Im Jahr 2012 sind die lebensrettende Medikamente nicht teurer

Die Tarif- und Preisbehörde (FTS) ist nicht erlaubt russischen Unternehmen - Hersteller von Arzneimitteln aus der Liste der lebenswichtigen und wesentlichen (VED) Anstieg im Jahr 2012, ihre Preise selbst im Finanzministerium prognostizierten Inflationsrate von 6 Prozent, nach RBC Daily.

Insbesondere die Ablehnung aller Medikamente erhielt russischen Unternehmen der deutschen Firma Stada Nizhpharm , Makiz Pharma , Hemofarm-Russland . Sie wurden gebeten, die Preise um rund 40 Positionen zu erhöhen.

Auf diese Weise wird die Produktion im Jahr 2012 VED unrentabel für die Hersteller. Laut dem stellvertretenden Direktor der Stada Ivan Glushkov, im Jahr 2011 nur wegen der Kursdifferenz Materialien im Preis um 25 Prozent gesteigert, und andere Betriebskosten erhöhten sich um 15 Prozent.

Die führenden Akteure auf dem Markt, die mit der Ausgabe bezieht, vorherzusagen, negative Folgen FTS-Lösungen für Endkunden. Die Medikamente, deren Preise nicht im Jahr 2012 registriert werden, ab dem 1. Januar müssen aus dem Verkehr gezogen werden. Darüber hinaus wird sich die Situation negativ auf die Pläne der ausländischen Unternehmen, die planen, ihre Produktion in Russland zu lokalisieren sind.

Die FTS RBC Daily berichtet, dass die Produzenten Registrierung neuer Preis aufgrund der Tatsache, dass viele von ihnen haben Daten, die den Anforderungen der bestehenden Methodik vom Gesundheitsministerium genehmigt erfüllen nicht gemeldet verweigert. Nach Angaben der Zeitung Sheets (Anzahl der 18.11.2011) erläuterten die FTS, dass die Preise werden neu registrieren nur, wenn der gewogene Durchschnittspreis der Vorperiode war niedriger als die registrierte nicht mehr als die Inflationsrate, wie es zu niedrig war. Den Preis hier und bekam dies raquo ;.

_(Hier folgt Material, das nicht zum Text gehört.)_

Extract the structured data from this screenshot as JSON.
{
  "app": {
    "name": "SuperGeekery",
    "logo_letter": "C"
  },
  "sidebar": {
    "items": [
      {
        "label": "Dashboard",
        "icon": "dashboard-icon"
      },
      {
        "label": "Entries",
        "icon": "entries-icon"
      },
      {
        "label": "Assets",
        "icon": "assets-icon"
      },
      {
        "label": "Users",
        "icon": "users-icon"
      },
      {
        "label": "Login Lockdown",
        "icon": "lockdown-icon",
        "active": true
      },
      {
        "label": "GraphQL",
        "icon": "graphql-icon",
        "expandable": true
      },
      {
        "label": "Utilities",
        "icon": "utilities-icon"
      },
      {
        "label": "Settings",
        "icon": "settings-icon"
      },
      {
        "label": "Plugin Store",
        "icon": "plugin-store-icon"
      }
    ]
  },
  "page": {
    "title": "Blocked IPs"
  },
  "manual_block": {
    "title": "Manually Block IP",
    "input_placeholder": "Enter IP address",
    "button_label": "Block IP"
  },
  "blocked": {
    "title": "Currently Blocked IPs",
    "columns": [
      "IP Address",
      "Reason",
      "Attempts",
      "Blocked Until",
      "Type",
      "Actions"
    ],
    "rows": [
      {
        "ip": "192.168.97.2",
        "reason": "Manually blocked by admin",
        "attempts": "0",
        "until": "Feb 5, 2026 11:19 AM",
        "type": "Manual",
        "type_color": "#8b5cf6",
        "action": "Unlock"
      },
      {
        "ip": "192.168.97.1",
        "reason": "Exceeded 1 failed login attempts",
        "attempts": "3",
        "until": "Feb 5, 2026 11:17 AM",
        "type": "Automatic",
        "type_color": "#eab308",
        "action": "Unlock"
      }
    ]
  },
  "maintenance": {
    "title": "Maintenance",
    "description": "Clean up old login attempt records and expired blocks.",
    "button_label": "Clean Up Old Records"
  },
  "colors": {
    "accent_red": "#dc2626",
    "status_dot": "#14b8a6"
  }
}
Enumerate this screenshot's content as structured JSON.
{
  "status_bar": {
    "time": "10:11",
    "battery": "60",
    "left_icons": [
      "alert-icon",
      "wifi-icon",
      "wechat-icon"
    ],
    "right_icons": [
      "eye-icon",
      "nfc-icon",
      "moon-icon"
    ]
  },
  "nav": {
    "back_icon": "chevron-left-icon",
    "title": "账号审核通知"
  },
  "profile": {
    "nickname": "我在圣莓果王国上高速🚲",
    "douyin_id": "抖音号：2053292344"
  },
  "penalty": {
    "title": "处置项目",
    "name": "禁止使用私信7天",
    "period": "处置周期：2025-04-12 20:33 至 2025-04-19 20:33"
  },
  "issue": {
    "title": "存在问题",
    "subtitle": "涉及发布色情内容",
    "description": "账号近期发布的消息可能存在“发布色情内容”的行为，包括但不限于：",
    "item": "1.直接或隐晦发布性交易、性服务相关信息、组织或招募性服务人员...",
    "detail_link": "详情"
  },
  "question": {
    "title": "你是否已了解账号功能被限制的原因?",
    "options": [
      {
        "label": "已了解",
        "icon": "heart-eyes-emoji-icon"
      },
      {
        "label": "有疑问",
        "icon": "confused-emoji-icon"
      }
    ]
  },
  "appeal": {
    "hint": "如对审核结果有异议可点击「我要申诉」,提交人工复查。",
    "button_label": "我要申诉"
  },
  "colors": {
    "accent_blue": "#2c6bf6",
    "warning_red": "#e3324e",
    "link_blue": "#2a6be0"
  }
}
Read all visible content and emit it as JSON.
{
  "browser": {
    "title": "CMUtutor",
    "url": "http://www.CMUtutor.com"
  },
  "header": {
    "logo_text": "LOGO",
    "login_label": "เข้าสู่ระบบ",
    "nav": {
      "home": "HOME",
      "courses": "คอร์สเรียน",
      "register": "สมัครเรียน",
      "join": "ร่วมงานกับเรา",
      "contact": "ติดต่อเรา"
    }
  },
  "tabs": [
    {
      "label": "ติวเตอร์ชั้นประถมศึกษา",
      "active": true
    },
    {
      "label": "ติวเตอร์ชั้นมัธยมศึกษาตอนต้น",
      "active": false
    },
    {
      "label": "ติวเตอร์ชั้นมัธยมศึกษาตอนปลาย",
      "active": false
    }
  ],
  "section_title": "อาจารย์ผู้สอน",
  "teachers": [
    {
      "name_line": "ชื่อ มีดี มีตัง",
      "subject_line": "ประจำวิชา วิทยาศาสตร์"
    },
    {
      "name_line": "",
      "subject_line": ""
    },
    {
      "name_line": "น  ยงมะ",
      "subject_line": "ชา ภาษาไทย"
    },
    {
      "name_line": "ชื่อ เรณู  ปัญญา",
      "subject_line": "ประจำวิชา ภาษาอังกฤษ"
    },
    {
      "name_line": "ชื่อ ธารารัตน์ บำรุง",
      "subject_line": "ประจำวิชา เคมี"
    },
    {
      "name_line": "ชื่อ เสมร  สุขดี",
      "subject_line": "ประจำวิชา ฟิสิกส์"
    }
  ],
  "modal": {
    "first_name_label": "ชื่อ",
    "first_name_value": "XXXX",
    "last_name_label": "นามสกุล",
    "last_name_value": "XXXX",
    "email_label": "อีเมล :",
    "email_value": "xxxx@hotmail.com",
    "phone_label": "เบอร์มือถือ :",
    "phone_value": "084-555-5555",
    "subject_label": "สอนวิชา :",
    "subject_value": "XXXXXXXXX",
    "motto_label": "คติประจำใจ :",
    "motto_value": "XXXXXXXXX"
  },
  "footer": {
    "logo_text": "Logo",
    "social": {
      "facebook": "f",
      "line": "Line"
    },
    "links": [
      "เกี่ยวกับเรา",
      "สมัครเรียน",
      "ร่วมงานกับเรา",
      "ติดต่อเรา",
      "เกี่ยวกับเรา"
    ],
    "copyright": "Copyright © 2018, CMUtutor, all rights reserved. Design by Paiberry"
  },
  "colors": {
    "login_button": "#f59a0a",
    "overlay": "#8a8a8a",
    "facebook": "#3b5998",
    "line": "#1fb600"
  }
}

; Nach Angaben der Behörden konnte das Unternehmen die Droge Rabatt von 30-40 Prozent, laquo lösen

Laut , Bettwäsche VED ist für mehr als die Hälfte der russischen Pharmamarkt. Seit dem 1. April 2010 auf die Preiskontrollen eingeführt Drogen. Russischen Produzenten haben zu Grenzpreisen im Gesundheitsministerium in Abstimmung mit dem Bundestarifdienst registrieren. Einmal im Jahr, kann der Preis neu registriert werden. Der neue Preis wird auf der Grundlage der gewogene durchschnittliche Verkaufspreis des Medikaments im letzten Jahr und die Inflation bestimmt.